What is this Kingdom? Why was is so threatening to the religious leaders of Jesus day that they had him crucified? Why was it so threatening to Rome that Rome had Jesus’ followers crucified (or beheaded)? The answer is in the fact that whatever Jesus’ Kingdom encounters, this radical reorientation of how we do life, based on a new way of seeing God, ourselves and everyone else around us, seems at first to be threatening.

They are all defying Caesar’s decrees, saying that there is ANOTHER KING, one called Jesus.” (Acts 17.7)

They were proclaiming, not the Pax Romana (the Peace of Rome), but the Peace of Jesus’ Kingdom. (See Acts 10.36) They were not praising Caesar as Lord, but proclaiming different Lord, the Lord Jesus. (See Acts 10.31,36) They were not chiming in with all the rest, proclaiming Caesar as “Son of God,” but this new Lord Jesus, of a different Kingdom as “Son of God.” (See Acts 9.20) The were not proclaiming Rome, and more specifically Caesar, as the “Savior of the world,” but they claimed that Jesus and his Kingdom was the “Savior of the world.” (See 1 John 4.14)

What does this mean for us today?

Does following Jesus ever feel, to you, as if it threatens to change everything about your life too?

Well, I’ll tell you a little secret. It does. But the changes that Jesus brings are changes that lead to life. The course that this world is on is one that ends intrinsically in death. Jesus came that we might have life.

As he approached Jerusalem and saw the city, he wept over it and said, “If you, even you, had only known on this day WHAT WOULD BRING YOU PEACE—but now it is hidden from your eyes. (Luke 19.41-42)

HeartGroup Application

1)Read, prayerfully and thoughtfully, DAILY, through Matthew 5-7 for the next seven days. Be mindful of the voices in your headspace that will try and marginalize, or explain away, what Jesus was actually teaching.

2)List some ways that Jesus’ teachings feel threatening to you. Then list how those same teachings could also set this world on the course toward a “new humanity” (Ephesians 2.14-15), a “new creation” (2 Corinthians 5.17; Galatians 6.15), life rather than death, if those teachings would be embraced by us.

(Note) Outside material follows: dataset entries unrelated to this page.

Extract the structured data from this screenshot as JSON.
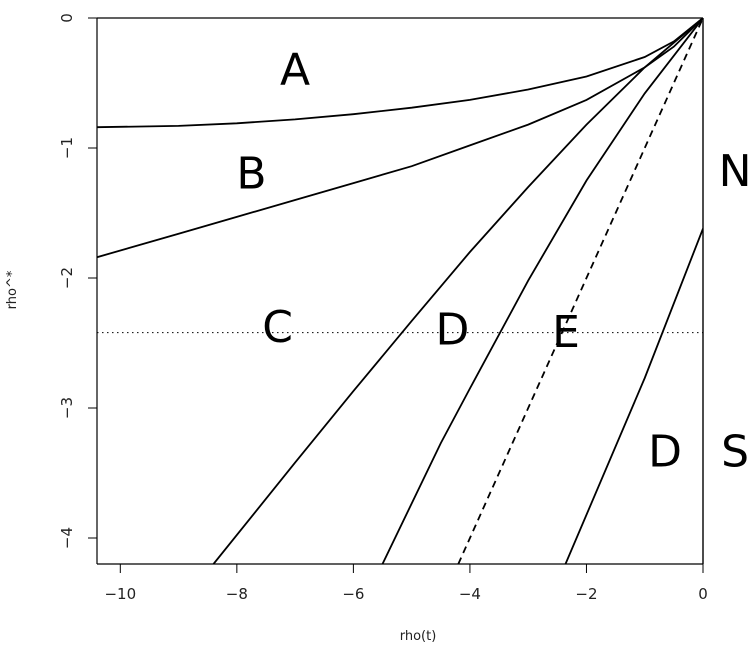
{
  "chart_data": {
    "type": "line",
    "title": "",
    "xlabel": "rho(t)",
    "ylabel": "rho^*",
    "xlim": [
      -10.4,
      0
    ],
    "ylim": [
      -4.2,
      0
    ],
    "grid": false,
    "x_ticks": [
      {
        "value": -10,
        "label": "−10"
      },
      {
        "value": -8,
        "label": "−8"
      },
      {
        "value": -6,
        "label": "−6"
      },
      {
        "value": -4,
        "label": "−4"
      },
      {
        "value": -2,
        "label": "−2"
      },
      {
        "value": 0,
        "label": "0"
      }
    ],
    "y_ticks": [
      {
        "value": 0,
        "label": "0"
      },
      {
        "value": -1,
        "label": "−1"
      },
      {
        "value": -2,
        "label": "−2"
      },
      {
        "value": -3,
        "label": "−3"
      },
      {
        "value": -4,
        "label": "−4"
      }
    ],
    "series": [
      {
        "style": "solid",
        "points": [
          [
            -10.4,
            -0.84
          ],
          [
            -9,
            -0.83
          ],
          [
            -8,
            -0.81
          ],
          [
            -7,
            -0.78
          ],
          [
            -6,
            -0.74
          ],
          [
            -5,
            -0.69
          ],
          [
            -4,
            -0.63
          ],
          [
            -3,
            -0.55
          ],
          [
            -2,
            -0.45
          ],
          [
            -1,
            -0.3
          ],
          [
            -0.5,
            -0.18
          ],
          [
            0,
            0
          ]
        ]
      },
      {
        "style": "solid",
        "points": [
          [
            -10.4,
            -1.84
          ],
          [
            -9,
            -1.66
          ],
          [
            -8,
            -1.53
          ],
          [
            -7,
            -1.4
          ],
          [
            -6,
            -1.27
          ],
          [
            -5,
            -1.14
          ],
          [
            -4,
            -0.98
          ],
          [
            -3,
            -0.82
          ],
          [
            -2,
            -0.63
          ],
          [
            -1,
            -0.38
          ],
          [
            -0.5,
            -0.22
          ],
          [
            0,
            0
          ]
        ]
      },
      {
        "style": "solid",
        "points": [
          [
            -8.4,
            -4.2
          ],
          [
            -7,
            -3.42
          ],
          [
            -6,
            -2.87
          ],
          [
            -5,
            -2.33
          ],
          [
            -4,
            -1.8
          ],
          [
            -3,
            -1.3
          ],
          [
            -2,
            -0.82
          ],
          [
            -1,
            -0.38
          ],
          [
            0,
            0
          ]
        ]
      },
      {
        "style": "solid",
        "points": [
          [
            -5.5,
            -4.2
          ],
          [
            -4.5,
            -3.27
          ],
          [
            -4,
            -2.85
          ],
          [
            -3,
            -2.02
          ],
          [
            -2,
            -1.25
          ],
          [
            -1,
            -0.58
          ],
          [
            0,
            0
          ]
        ]
      },
      {
        "style": "dashed",
        "points": [
          [
            -4.2,
            -4.2
          ],
          [
            0,
            0
          ]
        ]
      },
      {
        "style": "solid",
        "points": [
          [
            -2.36,
            -4.2
          ],
          [
            -1,
            -2.77
          ],
          [
            0,
            -1.62
          ]
        ]
      }
    ],
    "hlines": [
      {
        "y": -2.42,
        "style": "dotted"
      }
    ],
    "vlines": [
      {
        "x": 0,
        "style": "solid",
        "y_from": -4.2,
        "y_to": 0
      }
    ],
    "annotations": [
      {
        "text": "A",
        "x": -7.0,
        "y": -0.4
      },
      {
        "text": "B",
        "x": -7.75,
        "y": -1.2
      },
      {
        "text": "C",
        "x": -7.3,
        "y": -2.38
      },
      {
        "text": "D",
        "x": -4.3,
        "y": -2.4
      },
      {
        "text": "E",
        "x": -2.35,
        "y": -2.42
      },
      {
        "text": "N",
        "x": 0.55,
        "y": -1.18
      },
      {
        "text": "D",
        "x": -0.65,
        "y": -3.34
      },
      {
        "text": "S",
        "x": 0.55,
        "y": -3.34
      }
    ]
  }
}
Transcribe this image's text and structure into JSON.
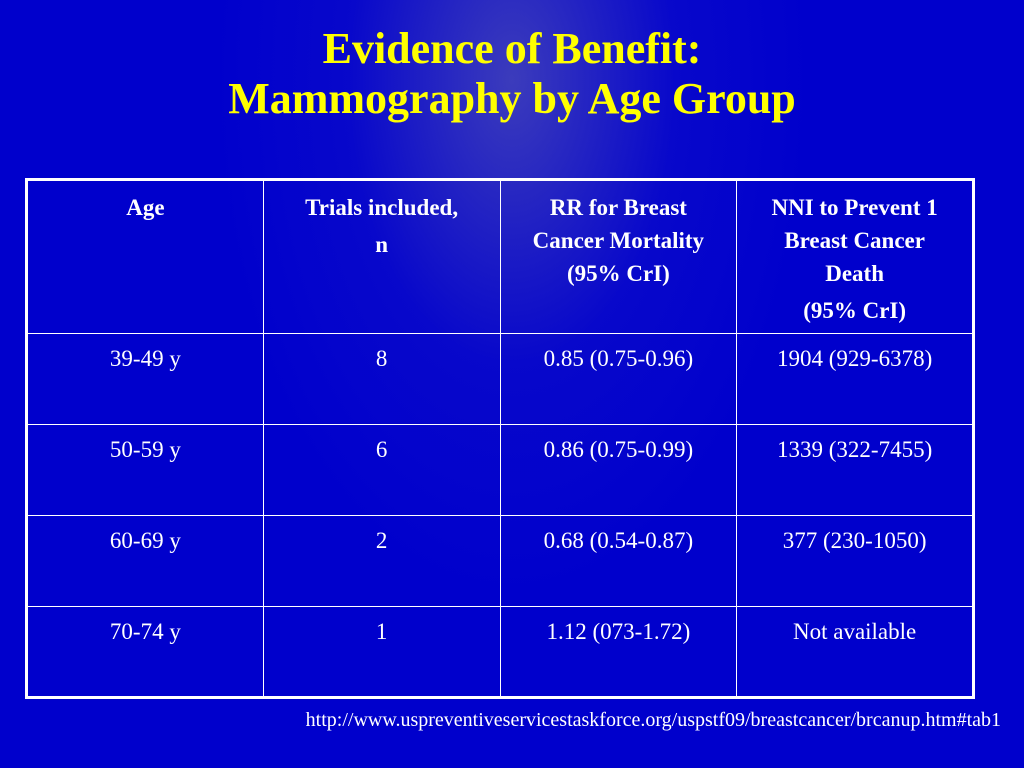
{
  "slide": {
    "title_line1": "Evidence of Benefit:",
    "title_line2": "Mammography by Age Group"
  },
  "table": {
    "headers": [
      {
        "lines": [
          "Age"
        ]
      },
      {
        "lines": [
          "Trials included,",
          "n"
        ]
      },
      {
        "lines": [
          "RR for Breast",
          "Cancer Mortality",
          "(95% CrI)"
        ]
      },
      {
        "lines": [
          "NNI to Prevent 1",
          "Breast Cancer",
          "Death",
          "(95% CrI)"
        ]
      }
    ],
    "rows": [
      [
        "39-49 y",
        "8",
        "0.85 (0.75-0.96)",
        "1904 (929-6378)"
      ],
      [
        "50-59 y",
        "6",
        "0.86 (0.75-0.99)",
        "1339 (322-7455)"
      ],
      [
        "60-69 y",
        "2",
        "0.68 (0.54-0.87)",
        "377 (230-1050)"
      ],
      [
        "70-74 y",
        "1",
        "1.12 (073-1.72)",
        "Not available"
      ]
    ]
  },
  "source_url": "http://www.uspreventiveservicestaskforce.org/uspstf09/breastcancer/brcanup.htm#tab1",
  "colors": {
    "background": "#0000cc",
    "title": "#ffff00",
    "text": "#ffffff"
  }
}
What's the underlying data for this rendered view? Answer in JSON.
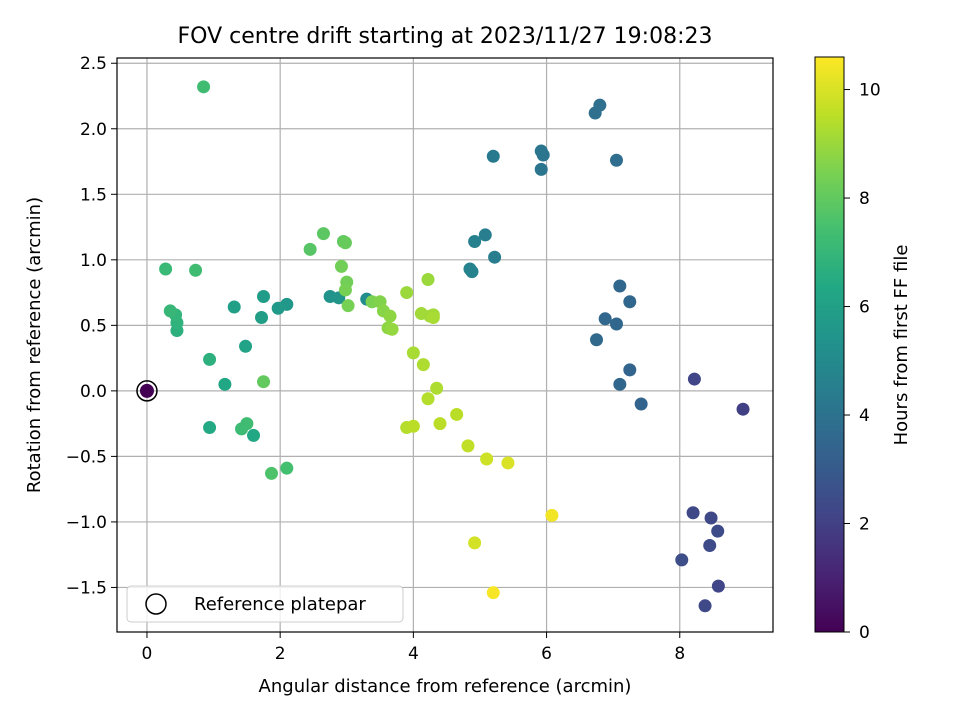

3)Be prepared to share openly and mutually your insights and discoveries with your HeartGroup, dialoging with each other and discussing each respectfully. Remember to practice the fifty plus “one anothers” of the New Testament most of all.

Wherever this finds you today, remember, the Kingdom of heaven is not a kingdom in heaven, but the Kingdom OF or FROM heaven, come to earth in the person of Jesus Christ. Jesus gave us a way to heal our world, one person at a time. So today, go out and love like Jesus did, think like Jesus did, feel like Jesus did. Embrace Jesus’ picture of the Father, how Jesus taught us to see even ourselves. And continue to embrace how Jesus taught us to see, also, everyone else around us.

Keep living in love (Ephesians 5.1,2), and keep enlarging the Kingdom.